When urge incontinence is involved
Urodynamic testing was never believed to be perfect, but these and other studies have highlighted its imperfections. Urodynamics creates an artificial condition in the bladder, in effect, and some of the findings will involve artifact. A systematic review of studies that compared diagnoses based on symptoms with diagnoses after urodynamic investigation was interesting in this regard; while the review did not assess impact on treatment, it showed that there is poor agreement between clinical symptoms and urodynamic-based diagnoses (Neurourol. Urodyn. 2011;30:495-502).
Certainly, women with complicated SUI – as well as women who have recurrent SUI after a prior surgical intervention – require further assessment, which likely includes multichannel urodynamic testing.

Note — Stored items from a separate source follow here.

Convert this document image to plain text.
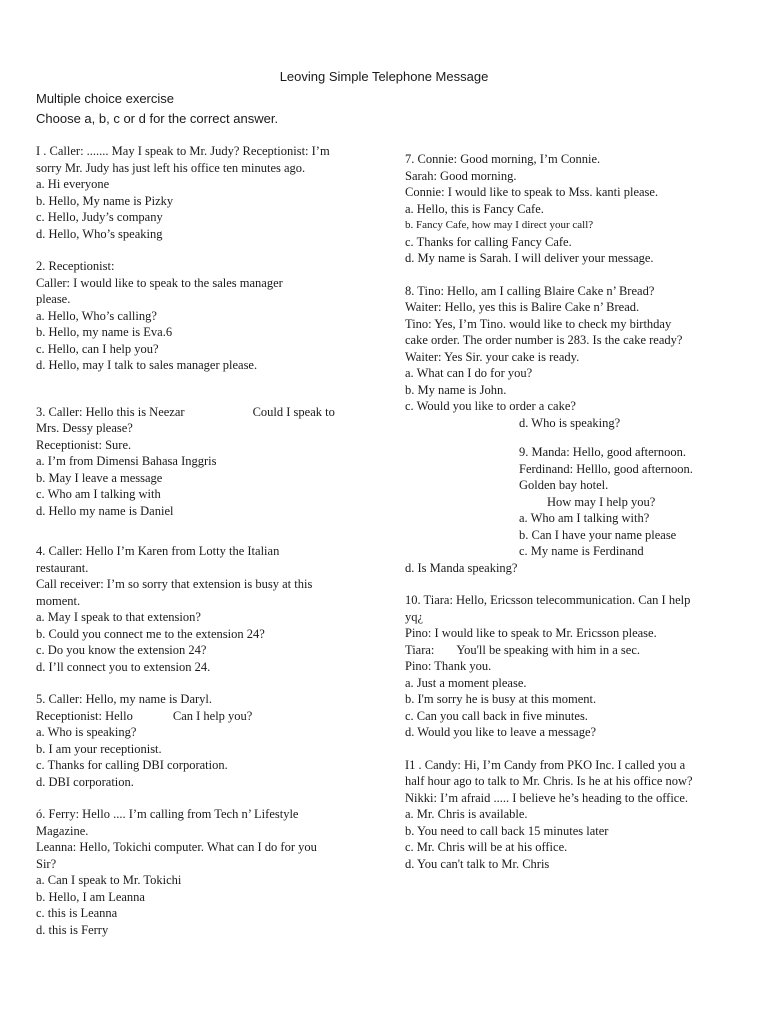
Leoving Simple Telephone Message
Multiple choice exercise
Choose a, b, c or d for the correct answer.
I . Caller: ....... May I speak to Mr. Judy? Receptionist: I’m
sorry Mr. Judy has just left his office ten minutes ago.
a. Hi everyone
b. Hello, My name is Pizky
c. Hello, Judy’s company
d. Hello, Who’s speaking
2. Receptionist:
Caller: I would like to speak to the sales manager
please.
a. Hello, Who’s calling?
b. Hello, my name is Eva.6
c. Hello, can I help you?
d. Hello, may I talk to sales manager please.
3. Caller: Hello this is Neezar	Could I speak to
Mrs. Dessy please?
Receptionist: Sure.
a. I’m from Dimensi Bahasa Inggris
b. May I leave a message
c. Who am I talking with
d. Hello my name is Daniel
4. Caller: Hello I’m Karen from Lotty the Italian
restaurant.
Call receiver: I’m so sorry that extension is busy at this
moment.
a. May I speak to that extension?
b. Could you connect me to the extension 24?
c. Do you know the extension 24?
d. I’ll connect you to extension 24.
5. Caller: Hello, my name is Daryl.
Receptionist: Hello	Can I help you?
a. Who is speaking?
b. I am your receptionist.
c. Thanks for calling DBI corporation.
d. DBI corporation.
ó. Ferry: Hello .... I’m calling from Tech n’ Lifestyle
Magazine.
Leanna: Hello, Tokichi computer. What can I do for you
Sir?
a. Can I speak to Mr. Tokichi
b. Hello, I am Leanna
c. this is Leanna
d. this is Ferry
7. Connie: Good morning, I’m Connie.
Sarah: Good morning.
Connie: I would like to speak to Mss. kanti please.
a. Hello, this is Fancy Cafe.
b. Fancy Cafe, how may I direct your call?
c. Thanks for calling Fancy Cafe.
d. My name is Sarah. I will deliver your message.
8. Tino: Hello, am I calling Blaire Cake n’ Bread?
Waiter: Hello, yes this is Balire Cake n’ Bread.
Tino: Yes, I’m Tino. would like to check my birthday
cake order. The order number is 283. Is the cake ready?
Waiter: Yes Sir. your cake is ready.
a. What can I do for you?
b. My name is John.
c. Would you like to order a cake?
d. Who is speaking?
9. Manda: Hello, good afternoon.
Ferdinand: Helllo, good afternoon.
Golden bay hotel.
How may I help you?
a. Who am I talking with?
b. Can I have your name please
c. My name is Ferdinand
d. Is Manda speaking?
10. Tiara: Hello, Ericsson telecommunication. Can I help
yq¿
Pino: I would like to speak to Mr. Ericsson please.
Tiara: You'll be speaking with him in a sec.
Pino: Thank you.
a. Just a moment please.
b. I'm sorry he is busy at this moment.
c. Can you call back in five minutes.
d. Would you like to leave a message?
I1 . Candy: Hi, I’m Candy from PKO Inc. I called you a
half hour ago to talk to Mr. Chris. Is he at his office now?
Nikki: I’m afraid ..... I believe he’s heading to the office.
a. Mr. Chris is available.
b. You need to call back 15 minutes later
c. Mr. Chris will be at his office.
d. You can't talk to Mr. Chris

Urodynamics also can play a useful role in decision making and counseling for some patients whose incontinence is predominately SUI, but is believed to involve some degree of urinary urgency. Patients with mixed urinary incontinence fare worse after midurethral sling procedures compared with patients who have SUI alone, and I counsel my patients accordingly, emphasizing that the sling will not address aspects of their incontinence related to urgency. When I sense that a patient may have unreasonably high expectations for surgery, urodynamic testing can provide some perspective on possible postoperative outcomes.
Treatment for UI or overactive bladder often may be initiated after simple office-based evaluation, just as with SUI. The goal, similarly, is to discern relatively uncomplicated or straightforward cases from complicated ones. Urologic, medical, and neurologic histories should be obtained, for instance, and retention issues (which can aggravate UI) should be ruled out through the measurement of postvoid residual urine volume.
Just as with SUI, evaluation of suspected UI more often than not involves careful history taking and clinical probing. A voiding diary can sometimes be helpful; I send patients home with such a tool when the history is inconclusive or I suspect behavioral (excessive fluid intake) or functional issues as significant factors in bladder control.
It is important to keep in mind that patients with severe SUI may have urinary frequency as a learned response. Such patients appear to have overactive bladder in addition to SUI, but may actually be urinating frequently because they’ve learned that doing so results in less leakage. In our practice we’ve observed that patients with a learned response tend not to have nocturia, while those with overactive bladder do report nocturia.
Dr. Culbertson had no relevant financial disclosures.
Dr. Culbertson is a professor in the department of obstetrics and gynecology at the University of Chicago.